My league 8 team AL only 5×5 pitching categories are QS, SV, Holds, K and ERA.
We have had holds for at least seven years. I always struggle with it. Since its a bit of an odd ball category not much is written about it. A hold is a terrible stat, but it brings value to middle relievers. I was wondering if you had any good advice on how to attack Holds?
Holds is a terrible stat, just about as terrible as Saves, though a little worse because a staff can have more holds in a game than Saves, or Wins, for that matter.
But in the fantasy game, holds can have a solid role, as a way to value productive relief pitchers, even if they don’t find their way into the closing job.
What’s curious about your league is that instead of combining Saves and Holds in a single category that values relief pitchers, you’ve split the two imperfect stats so that you have to man two less-than-perfect categories.
The cool thing about that is that you’ll need to roster a closer, and an eighth inning guy, at least, so i guess your question is, how do you identify the eighth inning guy.
Path No. 1: Read many comments from each team’s manager about how he is going to set up his bullpen. Of course you’re going to roster a closer or two, but then also keep an eye on the guys who are identified as setup guys. These are the guys likely to run up high holds totals.

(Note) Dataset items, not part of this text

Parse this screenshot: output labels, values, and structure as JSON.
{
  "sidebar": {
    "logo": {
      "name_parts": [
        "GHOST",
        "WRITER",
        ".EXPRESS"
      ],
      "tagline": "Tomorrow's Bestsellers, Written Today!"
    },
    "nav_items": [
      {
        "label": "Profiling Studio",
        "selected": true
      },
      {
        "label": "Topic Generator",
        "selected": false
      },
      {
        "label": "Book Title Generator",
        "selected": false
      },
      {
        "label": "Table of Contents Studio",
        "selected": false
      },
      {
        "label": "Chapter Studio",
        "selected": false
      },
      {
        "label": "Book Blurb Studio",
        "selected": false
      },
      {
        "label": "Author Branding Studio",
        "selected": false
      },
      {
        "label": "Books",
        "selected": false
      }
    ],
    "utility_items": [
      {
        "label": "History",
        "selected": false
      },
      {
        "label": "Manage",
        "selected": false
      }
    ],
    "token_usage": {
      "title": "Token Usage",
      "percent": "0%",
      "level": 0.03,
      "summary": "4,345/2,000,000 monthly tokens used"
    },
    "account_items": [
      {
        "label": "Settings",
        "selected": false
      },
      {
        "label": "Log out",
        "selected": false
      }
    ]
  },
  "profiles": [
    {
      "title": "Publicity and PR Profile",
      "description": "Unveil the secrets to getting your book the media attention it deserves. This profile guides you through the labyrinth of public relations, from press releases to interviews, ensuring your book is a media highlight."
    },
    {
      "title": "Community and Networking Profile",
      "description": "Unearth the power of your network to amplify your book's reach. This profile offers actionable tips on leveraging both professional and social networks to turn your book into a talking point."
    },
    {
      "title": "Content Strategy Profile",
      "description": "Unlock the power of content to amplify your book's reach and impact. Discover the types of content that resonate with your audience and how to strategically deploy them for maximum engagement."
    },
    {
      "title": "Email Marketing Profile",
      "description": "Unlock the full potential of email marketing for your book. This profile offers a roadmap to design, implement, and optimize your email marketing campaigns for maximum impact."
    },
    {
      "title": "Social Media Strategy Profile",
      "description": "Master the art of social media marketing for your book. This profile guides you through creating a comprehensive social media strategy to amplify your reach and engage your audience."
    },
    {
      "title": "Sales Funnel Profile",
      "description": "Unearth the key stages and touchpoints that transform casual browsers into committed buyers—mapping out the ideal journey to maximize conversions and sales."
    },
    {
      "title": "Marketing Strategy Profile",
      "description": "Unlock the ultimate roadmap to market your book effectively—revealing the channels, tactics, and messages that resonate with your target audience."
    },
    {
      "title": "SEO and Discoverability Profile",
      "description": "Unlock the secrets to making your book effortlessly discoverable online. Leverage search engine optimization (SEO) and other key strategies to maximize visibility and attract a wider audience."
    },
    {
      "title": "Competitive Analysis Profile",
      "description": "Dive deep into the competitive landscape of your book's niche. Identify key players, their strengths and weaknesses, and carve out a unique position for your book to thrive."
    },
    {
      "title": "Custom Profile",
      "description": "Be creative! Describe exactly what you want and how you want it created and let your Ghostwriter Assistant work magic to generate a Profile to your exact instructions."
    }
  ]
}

Path No. 2: Identify guys with high strikeout totals and low walk totals. These guys may not be identified by their managers as closers in waiting or setup guys, but they’re likely–if they can keep it up–to be increasingly trusted in game situations, which means they’re likely to add Holds or Saves as the season goes along.
The quirkiness of your rules also means that you can mess around with your roster configuration. Clayton Kershaw plus a roster of high strikeout relievers could finish high in ERA, Holds, and Saves, and in the middle of the pack in Strikeouts, for middle of the pack money. But even if you put together a more traditional staff, high strikeout pitchers are going to help you in Ks and ERA, and maybe Holds and Saves, too.
Past performance and youth are the best predictors of high strikeout rates among relievers.